Understanding Racism and Multiple Disadvantage

April 09, 2021

Last year, along with many other organisations and charities we loudly declared our support of the Black Lives Matter movement and protests as well as the rallying cry for systemic change. As a team we embarked on a journey to explore the matter of racism and multiple disadvantage, considering what it means for how we organise and lead our coalition towards delivering on our ambition to improve services and systems for people experiencing multiple disadvantage. We posed ourselves difficult questions such as who’s lived experience does our work automatically centre and whose dose it de-centre? Through the way we frame our work, how are we, as a coalition, knowingly or otherwise, complicit in perpetuating every-day systems and practices that fail to address racism and inequity?

Engaging with issues of systemic racism (1) and White privilege (2) is challenging on a range of fronts. By their very nature these are politically charged issues that impact people’s sense of identity, self-concept, kinship and other networks in which people are embedded and/or excluded, as well as people’s personal values. They’re also about power, trauma, entitlement and denial. All of this evokes strong emotions, which itself adds to the difficulty and challenge of exploring systemic racism and the “privileges” that accrue from it.

Our conversations as a team were rich, challenging and uncomfortable. They were underpinned by our developing understanding and appreciation of the pervasiveness of systemic racism and White privilege within our society, our coalition, the local areas we support, and the policy environment we seek to influence.

They were based on a willingness and openness to understand and examine the systemic inequities that result in vastly different experiences based not on people’s needs but on who they are and what position they hold in the system. As we progress our work, MEAM will prioritise confronting systemic racism and multiple disadvantage, manifest as racialised disadvantage.

In all our work, it’s vital we understand and acknowledge how different forms of discrimination intersect with and amplify experiences of multiple disadvantage. In adopting an intersectional (3) approach, we aim to grasp and understand how the overlapping identities of racialised people experiencing multiple disadvantage (e.g. class, ethnicity, gender, sexual orientation, nationality, religion, disability) impact and inform the way they experience oppression and discrimination via structures, and support services, including those advocating for person centred approaches.

We are at the start of a journey and we do not have the answers. We are however committed to learning, challenge and development as we aim to better understand and include all experiences of multiple disadvantage in our work.

Although we are at an early stage, we want to open this conversation up to the networks we support across the county. We invite you to join us in conversation to explore this further, thinking about what this means in your place, for the people you support and perhaps more critically those you do not and for the work of your partnerships.

We will be hosting a facilitated conversation on this for MEAM Approach and Fulfilling Lives areas at 2pm on 13 May 2021 and you can register to attend here.

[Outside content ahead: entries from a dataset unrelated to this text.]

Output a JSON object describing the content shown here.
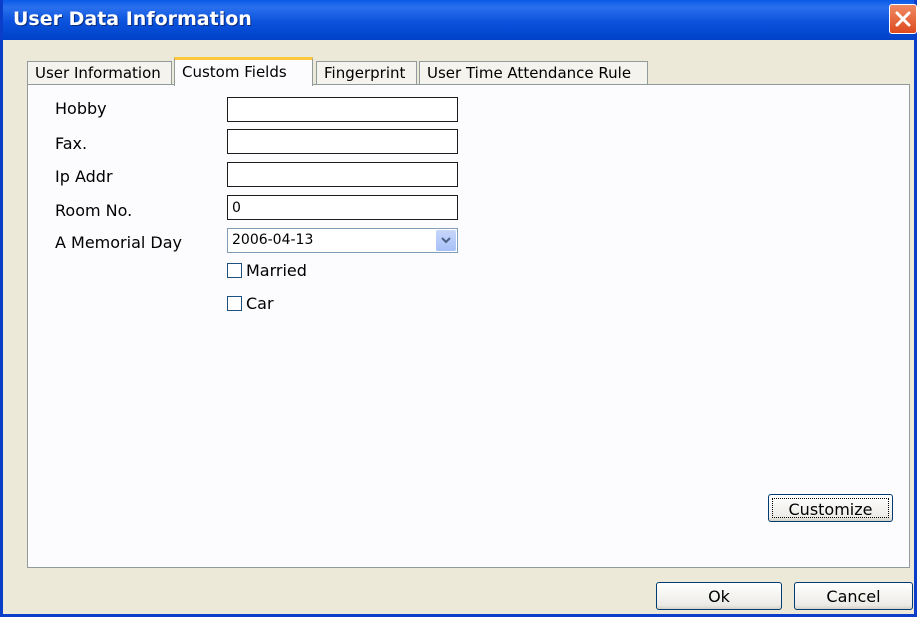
{
  "window": {
    "title": "User Data Information"
  },
  "tabs": [
    {
      "label": "User Information",
      "active": false
    },
    {
      "label": "Custom Fields",
      "active": true
    },
    {
      "label": "Fingerprint",
      "active": false
    },
    {
      "label": "User Time Attendance Rule",
      "active": false
    }
  ],
  "form": {
    "hobby": {
      "label": "Hobby",
      "value": ""
    },
    "fax": {
      "label": "Fax.",
      "value": ""
    },
    "ip_addr": {
      "label": "Ip Addr",
      "value": ""
    },
    "room_no": {
      "label": "Room No.",
      "value": "0"
    },
    "memorial_day": {
      "label": "A Memorial Day",
      "value": "2006-04-13"
    },
    "married": {
      "label": "Married",
      "checked": false
    },
    "car": {
      "label": "Car",
      "checked": false
    }
  },
  "buttons": {
    "customize": "Customize",
    "ok": "Ok",
    "cancel": "Cancel"
  },
  "icons": {
    "close": "close-icon",
    "dropdown": "chevron-down-icon"
  },
  "colors": {
    "titlebar": "#0a52dc",
    "active_tab_accent": "#ffc83c",
    "close_button": "#dd4a1e"
  }
}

Improving support services and systems for people experiencing multiple disadvantage by focussing on systems change can only truly be realised by also dismantling systemic racism.  We’re well underway in exploring how we go about this within MEAM and hope that you will join us in the conversation.

A note on language

(1) Racism is built into and embedded in the systems, structures and institutions that shape our lives and is rooted in a system of power hierarchies based on race resulting in racial inequities across the board. A systemic approach allows us to look beyond instances of interpersonal racism and examine the root causes.

(2) White privilege describes the set of advantages that White people have as a result of their ‘race’. It is not used to suggest that all White people are privileged but to highlight that any disadvantages they experience have not come about as a direct result of being White. It is important to note that privilege and disadvantage are two sides of the same coin and one can hold both to differing degrees. White privilege is a result of systemic racism and it is White privilege that allows systemic racism to endure.

(3) Intersectionality is a concept that reveals the complex ways in which people’s social and political identities both flow into and deviate from each other, creating the unique cluster of privileges and disadvantages experienced by each individual. For example, racism as the disadvantaging of Black people and privileging of White people both impacts on and is impacted by other forms of disadvantage/privilege, including gender and sexual orientation. So, how racism is experienced by say a Black woman will in some ways be the same, in other ways differ from how racism is experienced by a Black man.